Furthermore, they used network models and differential equations to describe the dynamics of the physiological aspects and the social economical system and the interaction between these so-called ‘under and over the skin’ determinants. What do the interconnections between fast food, oxidative stress, disturbances in the hormonal balance and liver damage look like, for example? And how is this related to patient’s social economic status and access to healthy living? Subsequently, the team assigned individual characteristics to the nodes in the social environment, transforming the network model into an agent-based model. In the end the team was able to reason both qualitatively and quantitatively about the connections between lifestyle, obesity and the development of diabetes type 2.
Researchers at the CUMH perform a similar deep dive in the dynamics underlying mental health and disorder in an urban setting. ‘However,’ Sloot warns: ‘this is even more complex than the search for the drivers of diabetes, as with diabetes we at least have an exact diagnosis.
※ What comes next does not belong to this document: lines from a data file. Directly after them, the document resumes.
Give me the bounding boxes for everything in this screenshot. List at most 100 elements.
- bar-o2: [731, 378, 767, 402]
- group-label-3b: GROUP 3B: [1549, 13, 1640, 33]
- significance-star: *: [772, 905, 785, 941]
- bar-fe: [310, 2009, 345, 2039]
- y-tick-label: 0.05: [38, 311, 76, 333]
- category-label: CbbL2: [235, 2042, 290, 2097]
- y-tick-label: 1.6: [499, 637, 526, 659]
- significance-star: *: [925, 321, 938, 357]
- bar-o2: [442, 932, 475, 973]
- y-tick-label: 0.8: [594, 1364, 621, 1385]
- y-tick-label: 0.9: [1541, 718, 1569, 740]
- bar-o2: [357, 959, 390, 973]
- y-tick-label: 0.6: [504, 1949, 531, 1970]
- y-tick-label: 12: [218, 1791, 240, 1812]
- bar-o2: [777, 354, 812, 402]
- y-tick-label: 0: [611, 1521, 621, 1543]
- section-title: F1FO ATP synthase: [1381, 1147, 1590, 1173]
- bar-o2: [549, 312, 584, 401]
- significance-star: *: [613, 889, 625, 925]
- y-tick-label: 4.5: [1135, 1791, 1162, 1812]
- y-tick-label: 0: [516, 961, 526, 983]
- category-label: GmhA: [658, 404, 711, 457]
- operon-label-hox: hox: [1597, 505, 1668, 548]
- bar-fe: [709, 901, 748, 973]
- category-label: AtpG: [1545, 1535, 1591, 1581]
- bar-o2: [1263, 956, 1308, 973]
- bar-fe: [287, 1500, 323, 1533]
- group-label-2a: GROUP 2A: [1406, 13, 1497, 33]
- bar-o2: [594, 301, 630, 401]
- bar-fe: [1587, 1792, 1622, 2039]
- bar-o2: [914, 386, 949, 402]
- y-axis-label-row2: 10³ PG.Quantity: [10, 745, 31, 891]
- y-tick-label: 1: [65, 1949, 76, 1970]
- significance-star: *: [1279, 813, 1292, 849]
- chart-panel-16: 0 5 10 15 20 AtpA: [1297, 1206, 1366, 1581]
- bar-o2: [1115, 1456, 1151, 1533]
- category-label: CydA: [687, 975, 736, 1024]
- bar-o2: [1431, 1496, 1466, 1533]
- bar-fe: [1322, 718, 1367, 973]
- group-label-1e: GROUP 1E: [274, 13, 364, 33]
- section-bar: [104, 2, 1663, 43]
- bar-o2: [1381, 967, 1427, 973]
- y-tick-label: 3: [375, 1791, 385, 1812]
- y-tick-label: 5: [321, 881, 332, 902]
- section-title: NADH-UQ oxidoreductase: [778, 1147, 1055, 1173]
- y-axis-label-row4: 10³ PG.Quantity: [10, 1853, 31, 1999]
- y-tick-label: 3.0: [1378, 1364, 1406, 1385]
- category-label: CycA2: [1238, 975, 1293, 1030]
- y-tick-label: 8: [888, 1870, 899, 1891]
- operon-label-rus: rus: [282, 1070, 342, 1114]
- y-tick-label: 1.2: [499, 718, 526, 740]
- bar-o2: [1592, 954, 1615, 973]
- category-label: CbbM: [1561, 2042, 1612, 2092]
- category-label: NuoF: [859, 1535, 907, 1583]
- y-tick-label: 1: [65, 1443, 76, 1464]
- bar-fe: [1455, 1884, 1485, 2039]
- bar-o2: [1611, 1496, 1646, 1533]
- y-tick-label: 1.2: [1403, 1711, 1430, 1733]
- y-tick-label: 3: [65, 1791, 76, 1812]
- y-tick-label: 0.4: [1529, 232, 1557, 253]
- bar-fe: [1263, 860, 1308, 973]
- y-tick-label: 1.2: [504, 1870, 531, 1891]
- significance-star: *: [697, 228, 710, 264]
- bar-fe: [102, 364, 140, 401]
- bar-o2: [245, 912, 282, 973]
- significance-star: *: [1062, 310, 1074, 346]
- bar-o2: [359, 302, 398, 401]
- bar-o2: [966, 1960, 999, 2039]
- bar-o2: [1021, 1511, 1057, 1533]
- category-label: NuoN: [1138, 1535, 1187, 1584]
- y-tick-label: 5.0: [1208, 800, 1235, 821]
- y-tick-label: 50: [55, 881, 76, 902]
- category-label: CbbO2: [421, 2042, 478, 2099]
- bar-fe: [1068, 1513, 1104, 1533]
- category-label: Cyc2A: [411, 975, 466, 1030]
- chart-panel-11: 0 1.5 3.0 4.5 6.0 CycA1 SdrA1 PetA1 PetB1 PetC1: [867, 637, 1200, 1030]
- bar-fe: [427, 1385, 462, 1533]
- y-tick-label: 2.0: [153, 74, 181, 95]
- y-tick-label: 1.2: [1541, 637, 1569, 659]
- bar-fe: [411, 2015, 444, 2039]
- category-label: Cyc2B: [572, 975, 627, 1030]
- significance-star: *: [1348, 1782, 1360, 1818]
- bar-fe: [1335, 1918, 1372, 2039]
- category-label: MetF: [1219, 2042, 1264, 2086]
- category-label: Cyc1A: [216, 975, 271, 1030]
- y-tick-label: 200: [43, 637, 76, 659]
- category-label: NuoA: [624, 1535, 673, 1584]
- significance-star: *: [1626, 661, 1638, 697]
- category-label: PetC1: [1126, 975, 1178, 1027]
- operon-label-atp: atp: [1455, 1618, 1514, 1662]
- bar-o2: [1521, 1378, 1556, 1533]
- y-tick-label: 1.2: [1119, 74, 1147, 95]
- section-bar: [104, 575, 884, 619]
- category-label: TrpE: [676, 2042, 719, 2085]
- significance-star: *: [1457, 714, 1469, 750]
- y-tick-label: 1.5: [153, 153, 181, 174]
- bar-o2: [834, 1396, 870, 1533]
We “merely” want to understand how it comes about. With mental health and mental disorders, the phenomena themselves are not reducible to a certain physiological metric, so the search for insights is even more complex, as we cannot view any aspect of it in isolation. In this holistic approach, where everything seems to be connected to everything, it is even more important to use the tools of complexity science to identify the most meaningful relationships and zoom in on these for save and reliable intervention strategies.’